Unfortunately, the node will produce artefacts unless we cut away vertices which are mapped to points whose magnitude is too large. Fortunately, there is a node to fix this. It is called Polycut and allows us to delete vertices on which a specified attribute exceeds a certain value (parameters should be set to Type: Points, Strategy:Remove, DetectEdgeChanges:Cut At Attribute Change).
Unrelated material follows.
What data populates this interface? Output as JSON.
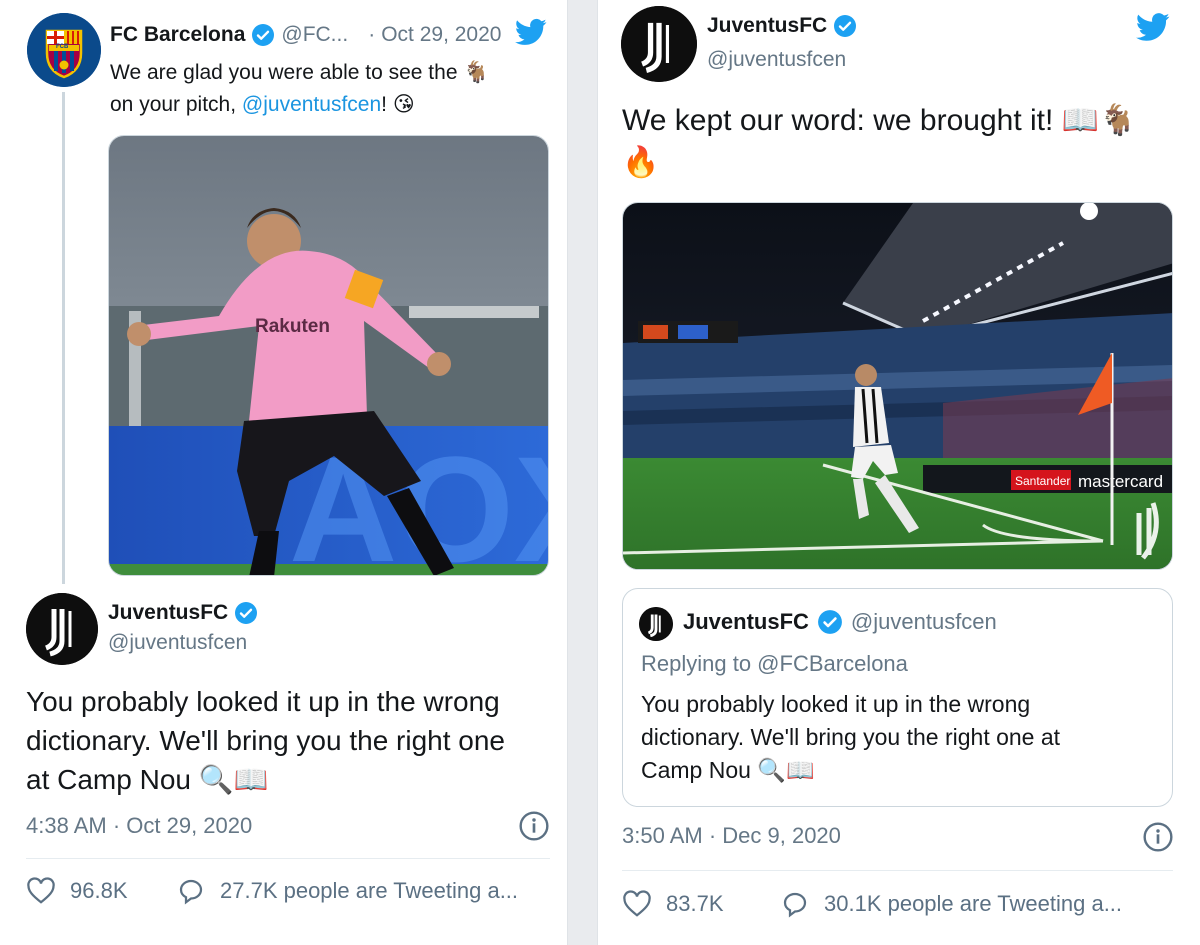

So we can just store the magnitude as an attribute on points (by a point wrangle node) and then use Polycut to remove all points which lie too far outside the ball we want to intersect the surface with.
Then intersect by a boolean node. There we select to generate a primitive group A Inside B so that we can delete everything else which which is not in this group using a blast node.
Homework (due 21 May): Wire up a network that visualizes (by two interactive parameters) the associated and an additional family of Kusner’s minimal surfaces.